Now let \(y=\ln(1/x),\) so that \(x=1/e^y.\) Then,

$$ye^y = -(1/a)\ln b,$$

so we can now solve for \(y\) in terms of the W-function:

$$y=W(-(\ln b)/a).$$

We also note that \(e^{W(z)}=z/W(z),\) which follows from the definition of the W-function. With this we get, for \(x,\)

$$x=\dfrac{1}{e^y}=-\dfrac{a}{\ln b}W\left(-\dfrac{\ln b}{a}\right).$$

This is the general solution.

Here is one specific example: \(x^5=8^x.\) So let \(a=5\) and \(b=8.\) Then we have

$$x=-\dfrac{5}{\ln 8}W\left(-\dfrac{\ln 8}{5}\right)\simeq 2.207-1.183i.$$

Yes, that is a complex number. This particular equation has no real solution. This can be seen easily if we plot the curves \(x^5\) (red) and \(8^x\) (green), as we can see that they do not intersect anywhere:

lambert-example.png

Additionally, the solution can also be extended to equations of the form

$$cx^a=b^x.$$

These equations can be brought to the previous form as follows:

$$\begin{align*}
cx^a &= b^x\\
(c^{1/a}x)^a &= b^x\\
(c^{1/a}x)^a &= b^{c^{-1/a} c^{1/a} x}\\
(c^{1/a}x)^a &= (b^{c^{-1/a}})^{c^{1/a} x}
\end{align*}$$

Now let
$$\begin{align*}
X &= c^{1/a}x,\\
B &= b^{c^{-1/a}},
\end{align*}$$

and the equation becomes

$$X^a = B^X,$$

which we already know how to solve:

$$X=-\dfrac{a}{\ln B}W\left(-\dfrac{\ln B}{a}\right).$$

Substituting \(A\) and \(X\) and noting that \(\ln B=c^{-1/a}\ln b\), we get

$$\begin{align*}
c^{1/a}x &= -\dfrac{a}{c^{-1/a} \ln b} W\left(-\dfrac{c^{-1/a} \ln b}{a}\right),\\
x &= -\dfrac{a}{\ln b}W\left(\dfrac{\ln b}{ac^{1/a}}\right).
\end{align*}$$

One additional caveat concerns the ambiguity arising from the the properties of exponentiation.

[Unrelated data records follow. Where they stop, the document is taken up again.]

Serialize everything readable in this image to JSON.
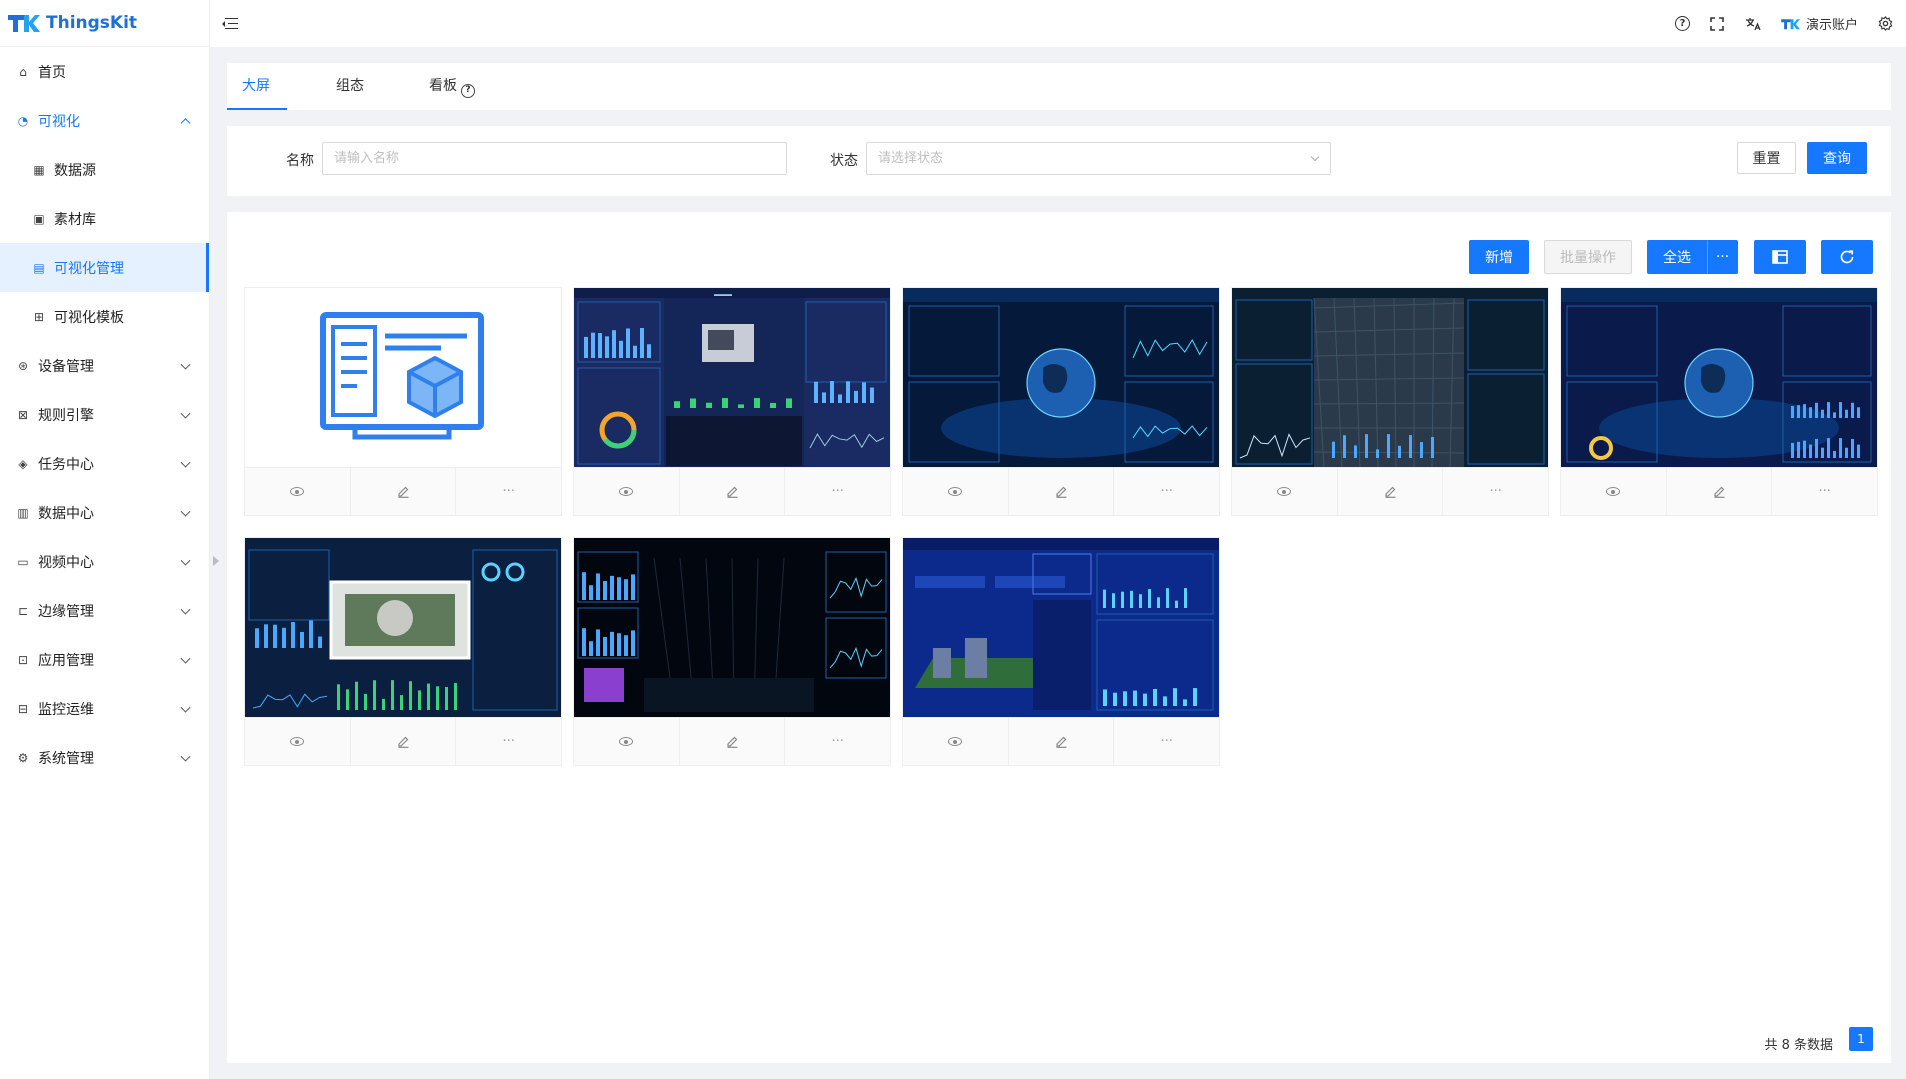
{
  "app": {
    "name": "ThingsKit"
  },
  "sidebar": {
    "items": [
      {
        "label": "首页",
        "icon": "home-icon",
        "type": "top"
      },
      {
        "label": "可视化",
        "icon": "dashboard-icon",
        "type": "open"
      },
      {
        "label": "数据源",
        "icon": "datasource-icon",
        "type": "sub"
      },
      {
        "label": "素材库",
        "icon": "image-icon",
        "type": "sub"
      },
      {
        "label": "可视化管理",
        "icon": "grid-icon",
        "type": "sub-active"
      },
      {
        "label": "可视化模板",
        "icon": "template-icon",
        "type": "sub"
      },
      {
        "label": "设备管理",
        "icon": "device-icon",
        "type": "group"
      },
      {
        "label": "规则引擎",
        "icon": "rule-icon",
        "type": "group"
      },
      {
        "label": "任务中心",
        "icon": "task-icon",
        "type": "group"
      },
      {
        "label": "数据中心",
        "icon": "chart-icon",
        "type": "group"
      },
      {
        "label": "视频中心",
        "icon": "video-icon",
        "type": "group"
      },
      {
        "label": "边缘管理",
        "icon": "edge-icon",
        "type": "group"
      },
      {
        "label": "应用管理",
        "icon": "app-icon",
        "type": "group"
      },
      {
        "label": "监控运维",
        "icon": "monitor-icon",
        "type": "group"
      },
      {
        "label": "系统管理",
        "icon": "settings-icon",
        "type": "group"
      }
    ]
  },
  "header": {
    "user": "演示账户"
  },
  "tabs": [
    {
      "label": "大屏"
    },
    {
      "label": "组态"
    },
    {
      "label": "看板"
    }
  ],
  "filter": {
    "name_label": "名称",
    "name_placeholder": "请输入名称",
    "status_label": "状态",
    "status_placeholder": "请选择状态",
    "reset": "重置",
    "query": "查询"
  },
  "toolbar": {
    "add": "新增",
    "batch": "批量操作",
    "select_all": "全选",
    "more": "···"
  },
  "cards": [
    {
      "thumb": "placeholder"
    },
    {
      "thumb": "industrial"
    },
    {
      "thumb": "globe"
    },
    {
      "thumb": "city"
    },
    {
      "thumb": "globe2"
    },
    {
      "thumb": "park"
    },
    {
      "thumb": "dark"
    },
    {
      "thumb": "factory"
    }
  ],
  "pagination": {
    "total_text": "共 8 条数据",
    "current": "1"
  }
}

For instance, the equation \(2^x=x^2\) has three real solutions, but the above formalism would yield only two of them (and we get those two because the W-function itself has multiple real values for part of its real domain.) To obtain the third solution, we must recognize that \(x^2=(-x)^2\), so we must also solve \(2^{-y}=y^2\), i.e., \((1/2)^y=y^2\), with \(x=-y\). This yields the third real solution, at \(x\simeq -0.766665\).

And, of course, there are infinitely many complex solutions, corresponding to the various branches of the W-function.